Shami Ghosh

Faculty Research Fellow

Shami Ghosh (Ph.D. Medieval Studies, University of Toronto, 2009) is Associate Professor of Medieval History. His work encompasses the intellectual, cultural, social, and economic history of medieval Latin Europe, literature in the Germanic vernaculars of the Middle Ages, and comparative/global economic history to c.1800. Educated at King’s College London, Harvard University, and the University of Toronto, he held postdoctoral fellowships at the University of Leicester, Magdalen College, Oxford, and the Pontifical Institute of Mediaeval Studies before returning to U of T as faculty in 2016. We are pleased to welcome Shami back as a Fellow of the Jackman Humanities Institute; he held a Chancellor Jackman Graduate Fellowship in 2009.

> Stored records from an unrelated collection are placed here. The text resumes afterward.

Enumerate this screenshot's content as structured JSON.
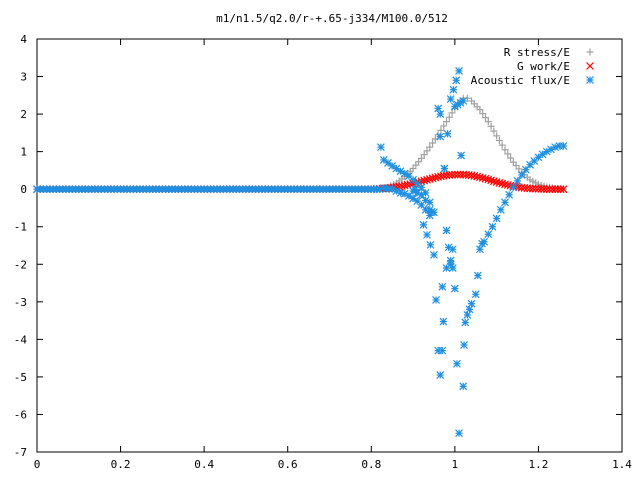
{
  "chart_data": {
    "type": "scatter",
    "title": "m1/n1.5/q2.0/r-+.65-j334/M100.0/512",
    "xlabel": "",
    "ylabel": "",
    "xlim": [
      0,
      1.4
    ],
    "ylim": [
      -7,
      4
    ],
    "xticks": [
      "0",
      "0.2",
      "0.4",
      "0.6",
      "0.8",
      "1",
      "1.2",
      "1.4"
    ],
    "yticks": [
      "4",
      "3",
      "2",
      "1",
      "0",
      "-1",
      "-2",
      "-3",
      "-4",
      "-5",
      "-6",
      "-7"
    ],
    "legend_position": "top-right",
    "grid": false,
    "series": [
      {
        "name": "R stress/E",
        "marker": "plus",
        "color": "#a0a0a0",
        "points": [
          [
            0.0,
            0.0
          ],
          [
            0.1,
            0.0
          ],
          [
            0.2,
            0.0
          ],
          [
            0.3,
            0.0
          ],
          [
            0.4,
            0.0
          ],
          [
            0.5,
            0.0
          ],
          [
            0.6,
            0.0
          ],
          [
            0.7,
            0.0
          ],
          [
            0.8,
            0.0
          ],
          [
            0.82,
            0.0
          ],
          [
            0.84,
            0.05
          ],
          [
            0.86,
            0.16
          ],
          [
            0.88,
            0.33
          ],
          [
            0.9,
            0.55
          ],
          [
            0.92,
            0.82
          ],
          [
            0.94,
            1.12
          ],
          [
            0.96,
            1.45
          ],
          [
            0.98,
            1.8
          ],
          [
            1.0,
            2.15
          ],
          [
            1.01,
            2.3
          ],
          [
            1.02,
            2.42
          ],
          [
            1.03,
            2.42
          ],
          [
            1.04,
            2.35
          ],
          [
            1.06,
            2.12
          ],
          [
            1.08,
            1.8
          ],
          [
            1.1,
            1.42
          ],
          [
            1.12,
            1.05
          ],
          [
            1.14,
            0.72
          ],
          [
            1.16,
            0.45
          ],
          [
            1.18,
            0.25
          ],
          [
            1.2,
            0.13
          ],
          [
            1.22,
            0.06
          ],
          [
            1.24,
            0.02
          ],
          [
            1.26,
            0.0
          ]
        ]
      },
      {
        "name": "G work/E",
        "marker": "cross",
        "color": "#ff0000",
        "points": [
          [
            0.0,
            0.0
          ],
          [
            0.1,
            0.0
          ],
          [
            0.2,
            0.0
          ],
          [
            0.3,
            0.0
          ],
          [
            0.4,
            0.0
          ],
          [
            0.5,
            0.0
          ],
          [
            0.6,
            0.0
          ],
          [
            0.7,
            0.0
          ],
          [
            0.8,
            0.0
          ],
          [
            0.82,
            0.01
          ],
          [
            0.84,
            0.03
          ],
          [
            0.86,
            0.06
          ],
          [
            0.88,
            0.1
          ],
          [
            0.9,
            0.15
          ],
          [
            0.92,
            0.21
          ],
          [
            0.94,
            0.27
          ],
          [
            0.96,
            0.33
          ],
          [
            0.98,
            0.37
          ],
          [
            1.0,
            0.39
          ],
          [
            1.02,
            0.39
          ],
          [
            1.04,
            0.37
          ],
          [
            1.06,
            0.32
          ],
          [
            1.08,
            0.26
          ],
          [
            1.1,
            0.19
          ],
          [
            1.12,
            0.13
          ],
          [
            1.14,
            0.08
          ],
          [
            1.16,
            0.04
          ],
          [
            1.18,
            0.02
          ],
          [
            1.2,
            0.01
          ],
          [
            1.22,
            0.0
          ],
          [
            1.24,
            0.0
          ],
          [
            1.26,
            0.0
          ]
        ]
      },
      {
        "name": "Acoustic flux/E",
        "marker": "star",
        "color": "#1f8fe0",
        "points": [
          [
            0.0,
            0.0
          ],
          [
            0.1,
            0.0
          ],
          [
            0.2,
            0.0
          ],
          [
            0.3,
            0.0
          ],
          [
            0.4,
            0.0
          ],
          [
            0.5,
            0.0
          ],
          [
            0.6,
            0.0
          ],
          [
            0.7,
            0.0
          ],
          [
            0.8,
            0.0
          ],
          [
            0.82,
            0.0
          ],
          [
            0.83,
            0.03
          ],
          [
            0.85,
            0.0
          ],
          [
            0.86,
            -0.05
          ],
          [
            0.87,
            -0.1
          ],
          [
            0.88,
            -0.12
          ],
          [
            0.89,
            -0.18
          ],
          [
            0.9,
            -0.25
          ],
          [
            0.91,
            -0.32
          ],
          [
            0.92,
            -0.42
          ],
          [
            0.93,
            -0.55
          ],
          [
            0.94,
            -0.7
          ],
          [
            0.95,
            -0.62
          ],
          [
            0.823,
            1.12
          ],
          [
            0.83,
            0.78
          ],
          [
            0.84,
            0.7
          ],
          [
            0.85,
            0.62
          ],
          [
            0.86,
            0.55
          ],
          [
            0.87,
            0.48
          ],
          [
            0.88,
            0.42
          ],
          [
            0.89,
            0.35
          ],
          [
            0.9,
            0.25
          ],
          [
            0.91,
            0.15
          ],
          [
            0.92,
            0.05
          ],
          [
            0.93,
            -0.1
          ],
          [
            0.94,
            -0.35
          ],
          [
            0.9,
            -0.05
          ],
          [
            0.905,
            0.0
          ],
          [
            0.91,
            -0.1
          ],
          [
            0.92,
            -0.15
          ],
          [
            0.93,
            -0.3
          ],
          [
            0.94,
            -0.55
          ],
          [
            0.945,
            -0.6
          ],
          [
            0.925,
            -0.95
          ],
          [
            0.95,
            -1.75
          ],
          [
            0.955,
            -2.95
          ],
          [
            0.96,
            -4.3
          ],
          [
            0.965,
            1.4
          ],
          [
            0.97,
            -2.6
          ],
          [
            0.975,
            0.55
          ],
          [
            0.98,
            -1.1
          ],
          [
            0.985,
            -1.55
          ],
          [
            0.99,
            -2.0
          ],
          [
            0.995,
            -1.6
          ],
          [
            1.0,
            -2.65
          ],
          [
            1.005,
            -4.65
          ],
          [
            1.01,
            -6.5
          ],
          [
            1.015,
            0.9
          ],
          [
            1.02,
            -5.25
          ],
          [
            1.022,
            -4.15
          ],
          [
            1.025,
            -3.55
          ],
          [
            1.03,
            -3.35
          ],
          [
            1.035,
            -3.2
          ],
          [
            1.04,
            -3.05
          ],
          [
            1.05,
            -2.8
          ],
          [
            1.055,
            -2.3
          ],
          [
            1.06,
            -1.6
          ],
          [
            1.065,
            -1.45
          ],
          [
            1.07,
            -1.4
          ],
          [
            1.08,
            -1.2
          ],
          [
            1.09,
            -1.0
          ],
          [
            1.1,
            -0.78
          ],
          [
            1.11,
            -0.55
          ],
          [
            1.12,
            -0.35
          ],
          [
            1.13,
            -0.15
          ],
          [
            1.14,
            0.05
          ],
          [
            1.15,
            0.22
          ],
          [
            1.16,
            0.38
          ],
          [
            1.17,
            0.52
          ],
          [
            1.18,
            0.65
          ],
          [
            1.19,
            0.75
          ],
          [
            1.2,
            0.85
          ],
          [
            1.21,
            0.93
          ],
          [
            1.22,
            1.0
          ],
          [
            1.23,
            1.06
          ],
          [
            1.24,
            1.12
          ],
          [
            1.25,
            1.15
          ],
          [
            1.26,
            1.15
          ],
          [
            0.96,
            2.15
          ],
          [
            0.965,
            2.0
          ],
          [
            0.975,
            0.55
          ],
          [
            0.99,
            2.4
          ],
          [
            1.01,
            3.15
          ],
          [
            1.0,
            2.2
          ],
          [
            1.02,
            2.35
          ],
          [
            0.97,
            -4.3
          ],
          [
            0.965,
            -4.95
          ],
          [
            0.98,
            -2.1
          ],
          [
            0.99,
            -1.9
          ],
          [
            0.995,
            -2.1
          ]
        ]
      }
    ]
  }
}
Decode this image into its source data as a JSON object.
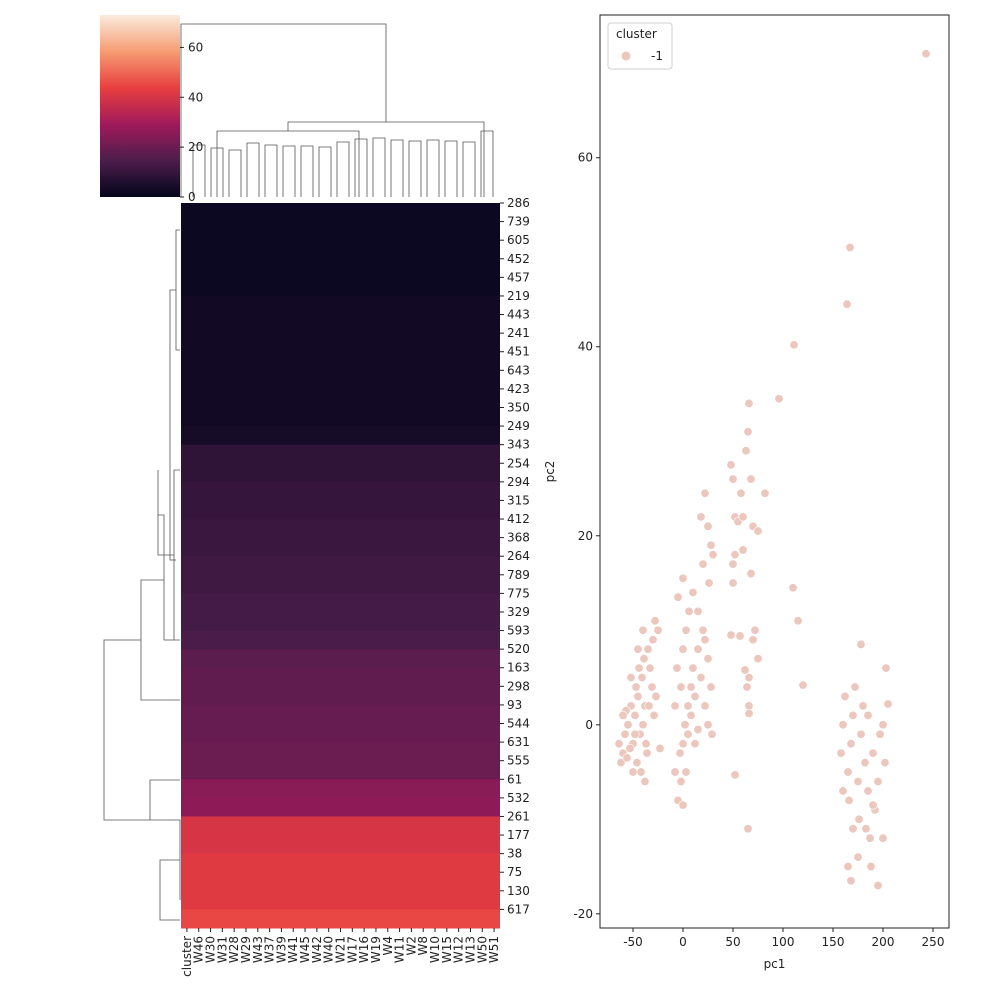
{
  "chart_data": [
    {
      "type": "heatmap",
      "columns": [
        "cluster",
        "W46",
        "W30",
        "W31",
        "W28",
        "W29",
        "W43",
        "W37",
        "W39",
        "W41",
        "W45",
        "W42",
        "W40",
        "W21",
        "W17",
        "W16",
        "W19",
        "W4",
        "W11",
        "W2",
        "W8",
        "W10",
        "W15",
        "W12",
        "W13",
        "W50",
        "W51"
      ],
      "rows": [
        "286",
        "739",
        "605",
        "452",
        "457",
        "219",
        "443",
        "241",
        "451",
        "643",
        "423",
        "350",
        "249",
        "343",
        "254",
        "294",
        "315",
        "412",
        "368",
        "264",
        "789",
        "775",
        "329",
        "593",
        "520",
        "163",
        "298",
        "93",
        "544",
        "631",
        "555",
        "61",
        "532",
        "261",
        "177",
        "38",
        "75",
        "130",
        "617"
      ],
      "values": [
        2,
        2,
        2,
        2,
        2,
        3,
        3,
        3,
        3,
        3,
        3,
        3,
        4,
        9,
        9,
        10,
        10,
        11,
        11,
        12,
        12,
        13,
        13,
        14,
        17,
        18,
        18,
        19,
        19,
        20,
        20,
        25,
        26,
        40,
        40,
        42,
        42,
        42,
        45
      ],
      "colormap": [
        "#03051a",
        "#4c1d4b",
        "#a11a5b",
        "#e83f3f",
        "#f69c73",
        "#faebdd"
      ],
      "clim": [
        0,
        73
      ],
      "cticks": [
        0,
        20,
        40,
        60
      ]
    },
    {
      "type": "scatter",
      "xlabel": "pc1",
      "ylabel": "pc2",
      "legend_title": "cluster",
      "legend": "upper left",
      "xlim": [
        -83,
        266
      ],
      "ylim": [
        -21.5,
        75.1
      ],
      "xticks": [
        -50,
        0,
        50,
        100,
        150,
        200,
        250
      ],
      "yticks": [
        -20,
        0,
        20,
        40,
        60
      ],
      "series": [
        {
          "name": "-1",
          "color": "#ebc7bd",
          "x": [
            -60,
            -58,
            -55,
            -52,
            -50,
            -48,
            -45,
            -43,
            -40,
            -38,
            -36,
            -62,
            -57,
            -53,
            -47,
            -44,
            -41,
            -39,
            -35,
            -33,
            -30,
            -28,
            -25,
            -42,
            -38,
            -46,
            -50,
            -56,
            -60,
            -34,
            -31,
            -29,
            -27,
            -45,
            -40,
            -52,
            -64,
            -48,
            -37,
            -23,
            -8,
            -5,
            -3,
            0,
            2,
            5,
            8,
            10,
            12,
            15,
            18,
            20,
            22,
            25,
            28,
            -2,
            0,
            3,
            6,
            10,
            0,
            -5,
            15,
            18,
            22,
            25,
            28,
            30,
            20,
            26,
            -2,
            0,
            3,
            5,
            8,
            12,
            15,
            -8,
            -6,
            22,
            25,
            29,
            48,
            50,
            52,
            55,
            58,
            60,
            63,
            65,
            66,
            68,
            70,
            75,
            82,
            50,
            50,
            48,
            57,
            62,
            64,
            66,
            66,
            70,
            72,
            75,
            52,
            60,
            68,
            66,
            158,
            160,
            162,
            165,
            166,
            168,
            170,
            172,
            175,
            176,
            178,
            180,
            182,
            185,
            187,
            188,
            190,
            192,
            195,
            197,
            200,
            202,
            203,
            205,
            170,
            165,
            168,
            195,
            178,
            185,
            200,
            175,
            160,
            190,
            183,
            243,
            167,
            164,
            111,
            96,
            110,
            115,
            120,
            52,
            65
          ],
          "values": [
            -3,
            -1,
            0,
            2,
            -2,
            1,
            3,
            -1,
            0,
            2,
            -3,
            -4,
            1.5,
            -2.5,
            4,
            6,
            5,
            7,
            8,
            6,
            9,
            11,
            10,
            -5,
            -6,
            -4,
            -5,
            -3.5,
            1,
            2,
            4,
            1,
            3,
            8,
            10,
            5,
            -2,
            -1,
            -2,
            -2.5,
            -5,
            -8,
            -3,
            -2,
            0,
            2,
            4,
            6,
            3,
            8,
            5,
            10,
            9,
            7,
            4,
            4,
            8,
            10,
            12,
            14,
            15.5,
            13.5,
            12,
            22,
            24.5,
            21,
            19,
            18,
            17,
            15,
            -6,
            -8.5,
            -5,
            -1,
            1,
            -2,
            -0.5,
            2,
            6,
            2,
            0,
            -1,
            27.5,
            26,
            22,
            21.5,
            24.5,
            22,
            29,
            31,
            34,
            26,
            21,
            20.5,
            24.5,
            17,
            15,
            9.5,
            9.4,
            5.8,
            4,
            2,
            1.2,
            9,
            10,
            7,
            18,
            18.5,
            16,
            5,
            -3,
            0,
            3,
            -5,
            -8,
            -2,
            1,
            4,
            -6,
            -10,
            -1,
            2,
            -4,
            -7,
            -12,
            -15,
            -3,
            -9,
            -6,
            -1,
            0,
            -4,
            6,
            2.2,
            -11,
            -15,
            -16.5,
            -17,
            8.5,
            1,
            -12,
            -14,
            -7,
            -8.5,
            -11,
            71,
            50.5,
            44.5,
            40.2,
            34.5,
            14.5,
            11,
            4.2,
            -5.3,
            -11
          ]
        }
      ]
    }
  ]
}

Fellowship Research Project—The Art of Dying Well and the Origins of Capitalist Modernity

This project examines late medieval and early modern concepts concerning, and practices of preparing for, a ‘good death’; and the relationship between changes to these and the transformations of economic ideology and behaviour that led to the triumph of capitalism. It seeks to investigate whether religious attitudes towards the afterlife and death had any influence on people’s economic behaviours in a global perspective, and whether these anchored concepts of a pre-capitalist moral economy that was destroyed partly because of changes in religious culture in the early modern centuries.